Hello, dear friend, you can consult us at any time if you have any questions, add WeChat: daixieit

Assignment 2

ISOM 674

Principle Components Decomposition and Dimension Reduction for Images

The file SelfieImageData.csv contains the grayscale image data for the usable images that students submitted as a task in an earlier assignment.

The images are 451x451 = 203,401 pixels. As you know from the discussion in class, these      images have been carefully rotated and scaled so that each face’s eyes are located in the same   place in the image. The center of the eyes are on a horizontal line at pixel row 226, the eyes are 101 pixels apart, and the center between the eyes is at the image center which is at pixel            (226,226).

The data is stored as a CSV file with the |” character used as a delimiter. The first row contains the column labels. The first column contains the student’s NetID taken from the image file name that was submitted. The 203,401 columns that follow the first contains the pixel values arranged in row precedence. The labels for these columns in the first row are of the form Px(i,j),         where i is the row number and j is the column number. Indexing starts at 1, so the range of     values for i and j are 1 to 451. The values of the pixels range from 0 for pure black to 255 for   pure white.

To aid you with this assignment, I have provided a template R script that reads in the data and creates a matrix called ImgData that contains the pixel values for each image as rows in the    matrix. The Px(i,j)labels are the column names of this matrix and the NetIDs are the row  names. The template R-script also plots out each of the images.

Some Hints

Your assignment will be to use principle components decomposition to reconstruct the images     based on a lower dimensional representation. In doing this you will need to do things like rescale vectors so that they have length 1, subtract out column means, and so on. As a hint, the following two functions may be very useful:

apply(matrix,dim,FUN=function)

sweep(matrix,dim,statistics,function)

If you are not familiar with these functions, you should read the documentation. The function      apply can be used to do things like calculate column means (in that case, dim=2 and function = mean).

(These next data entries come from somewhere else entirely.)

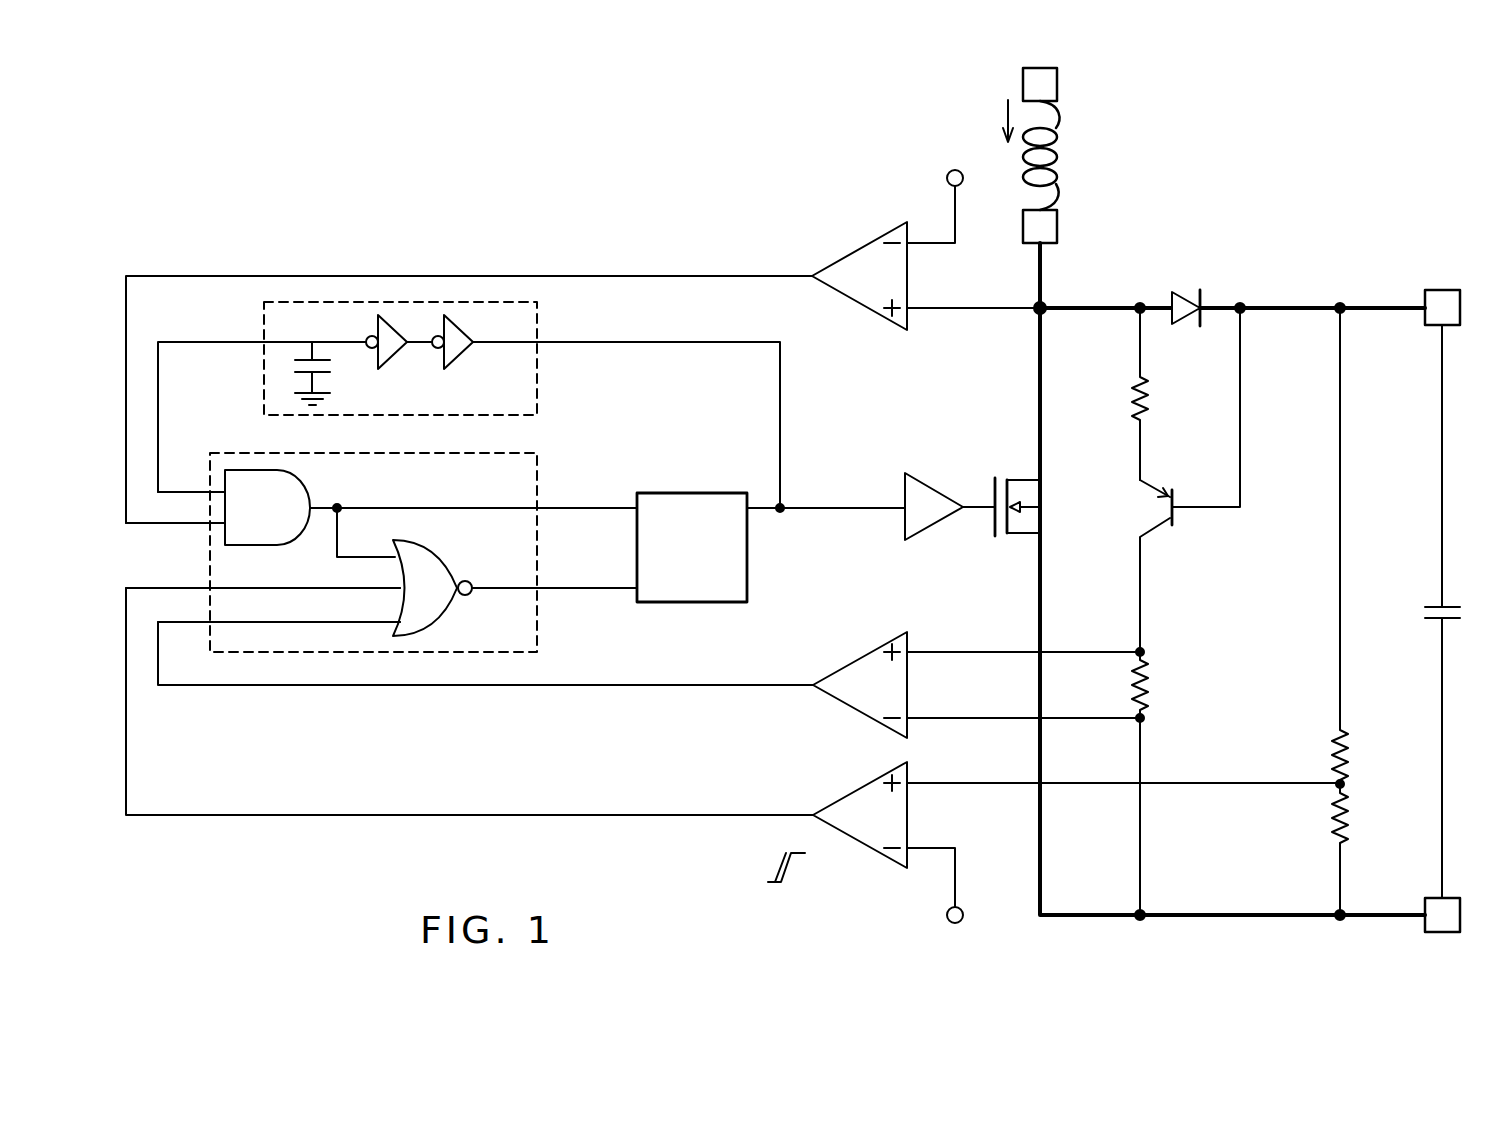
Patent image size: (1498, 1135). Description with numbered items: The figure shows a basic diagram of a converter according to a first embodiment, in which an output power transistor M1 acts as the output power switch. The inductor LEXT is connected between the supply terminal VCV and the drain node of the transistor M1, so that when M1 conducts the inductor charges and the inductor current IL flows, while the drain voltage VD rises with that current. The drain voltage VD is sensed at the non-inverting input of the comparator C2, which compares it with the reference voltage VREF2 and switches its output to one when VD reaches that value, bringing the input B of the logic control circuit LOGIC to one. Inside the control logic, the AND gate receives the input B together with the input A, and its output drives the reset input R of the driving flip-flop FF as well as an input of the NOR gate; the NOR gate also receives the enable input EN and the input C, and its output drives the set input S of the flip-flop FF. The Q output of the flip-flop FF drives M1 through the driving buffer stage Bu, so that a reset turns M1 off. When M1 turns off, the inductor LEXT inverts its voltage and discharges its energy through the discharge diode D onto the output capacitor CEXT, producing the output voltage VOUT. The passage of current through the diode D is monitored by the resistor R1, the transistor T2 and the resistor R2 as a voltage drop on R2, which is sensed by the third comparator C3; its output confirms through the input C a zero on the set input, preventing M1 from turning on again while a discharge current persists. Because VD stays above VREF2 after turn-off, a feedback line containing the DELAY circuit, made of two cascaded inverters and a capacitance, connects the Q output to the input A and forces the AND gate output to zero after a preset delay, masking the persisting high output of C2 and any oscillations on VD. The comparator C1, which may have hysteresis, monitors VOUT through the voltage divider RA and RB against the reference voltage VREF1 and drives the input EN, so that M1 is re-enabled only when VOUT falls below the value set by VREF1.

The delay circuit DELAY is at (537, 318).
The logic control circuit LOGIC is at (537, 482).
The AND gate AND is at (269, 525).
The NOR gate NOR is at (454, 590).
The input A is at (191, 480).
The input B is at (175, 512).
The input EN is at (263, 575).
The input C is at (279, 610).
The driving flip-flop FF is at (692, 547).
The driving buffer stage Bu is at (950, 506).
The output power transistor M1 is at (1045, 507).
The comparator C2 is at (859, 276).
The reference voltage VREF2 is at (901, 203).
The third comparator C3 is at (976, 685).
The comparator C1 is at (1054, 822).
The reference voltage VREF1 is at (901, 890).
The supply voltage terminal VCV is at (1077, 87).
The inductor LEXT is at (1083, 172).
The inductor current IL is at (988, 117).
The drain voltage VD is at (1043, 305).
The discharge diode D is at (1195, 290).
The output voltage VOUT is at (1448, 289).
The resistor R1 is at (1165, 394).
The transistor T2 is at (1190, 480).
The resistor R2 is at (1165, 781).
The voltage divider resistor RA is at (1366, 548).
The voltage divider resistor RB is at (1366, 849).
The output capacitor CEXT is at (1406, 628).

The function sweep can be used to subtract out means (FUN=”-“) or rescale a column to have length 1 (FUN=”/”).

Depending upon how you write your code, the drop=F argument (default is drop=T) to the         subsetting function (represented by square brackets [ ]) may be useful. Suppose that X is an n×p

matrix. In R, X[,1] returns a vector, not a matrix. Thus, X[,1] is likely not to work in a matrix multiplication. However, X[,1,drop=F] returns an n×1 matrix instead of a vector.

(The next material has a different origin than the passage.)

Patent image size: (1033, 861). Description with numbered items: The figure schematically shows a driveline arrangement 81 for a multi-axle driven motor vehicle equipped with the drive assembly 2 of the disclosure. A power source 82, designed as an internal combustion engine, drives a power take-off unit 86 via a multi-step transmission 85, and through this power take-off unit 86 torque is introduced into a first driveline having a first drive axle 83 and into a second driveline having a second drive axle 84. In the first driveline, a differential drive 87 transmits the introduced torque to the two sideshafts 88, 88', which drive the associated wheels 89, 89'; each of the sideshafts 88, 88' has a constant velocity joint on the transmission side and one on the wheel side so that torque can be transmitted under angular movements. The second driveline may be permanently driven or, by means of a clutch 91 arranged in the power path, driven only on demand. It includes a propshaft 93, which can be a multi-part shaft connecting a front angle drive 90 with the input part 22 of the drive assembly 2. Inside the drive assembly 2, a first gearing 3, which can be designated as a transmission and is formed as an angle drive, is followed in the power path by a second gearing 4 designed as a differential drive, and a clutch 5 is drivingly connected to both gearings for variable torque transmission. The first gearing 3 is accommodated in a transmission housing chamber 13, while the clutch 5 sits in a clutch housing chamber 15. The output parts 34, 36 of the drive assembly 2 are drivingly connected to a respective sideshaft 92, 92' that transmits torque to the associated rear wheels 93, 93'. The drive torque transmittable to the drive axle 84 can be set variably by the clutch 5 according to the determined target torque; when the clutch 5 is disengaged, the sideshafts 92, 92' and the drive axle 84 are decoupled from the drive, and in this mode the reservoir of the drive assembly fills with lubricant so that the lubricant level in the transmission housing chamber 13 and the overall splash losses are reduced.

One other hint that you may find useful. When an eigenvalue is numerically very close to 0, it usually does not make sense to use the corresponding eigenvector (it explains essentially no   variance) and may cause numerical problems if you do use it.

Google Form Questions

The questions for this part of the assignment can be found on the Google Form at the link provided in the assignment module.

Unfortunately, Google Forms does not have the ability to use math notation in questions. So just to be clear, when I refer to the sample variance-covariance matrix of the images or to SigmaHat, in the Google Forms questions, I am referring to  as defined in the slides                                   PrincipleComponentsForImages.pptx.

The Google Forms questions ask that you upload  images in png format. Save the png images   from the plot window in RStudio by first clicking on the Zoom button above the plot and right- clicking on the large image that appears and “Save Image As.” The plots should be square and fill the window just as the images do in the code template I provided with the assignment that  reads in the data and plots the images.

The Google Forms Questions ask for you to reduce the dimension and reconstruct the images in two ways. The

Please name the files EXACTLY as indicated substituting your Emory Network ID for NetID.   Also, please title each plot with your NetID and what the plot is as indicated below. I need to     know what I am looking at both when I look at the file names and when I have the file open. For clarity, I am summarizing this below.

1.   For Q2, the Average Face:

File name:

Plot Title:

2.   For Q5, the Scree Plot

NetID-Q2-AveFace.png

NetID: Average Face

File name:

Plot Title:

NetID-Q5-ScreePlot.png

NetID: Scree Plot

3.   For Q8, Your (reconstructed) Face using 20 dimensions based on the original data

File name:                   NetID-Q8-MyFace20.png

Plot Title:                   NetID: My Face 20D

4.   For Q10, the Eigenface for eigenvector 8

File name:

Plot Title:

NetID-Q10-Eigenface8.png

NetID: Eigenface 8

5.   For Q14, Your (reconstructed) face using 20 dimensions based on the centered data. Note that you will have to add back in the mean face to correctly reconstruct the image.

File name:

Plot Title:

NetID-Q8-MyFace20-From-Residuals.png NetID: My Face 20D

Remember, substitute your Emory Network ID for NetID in the above.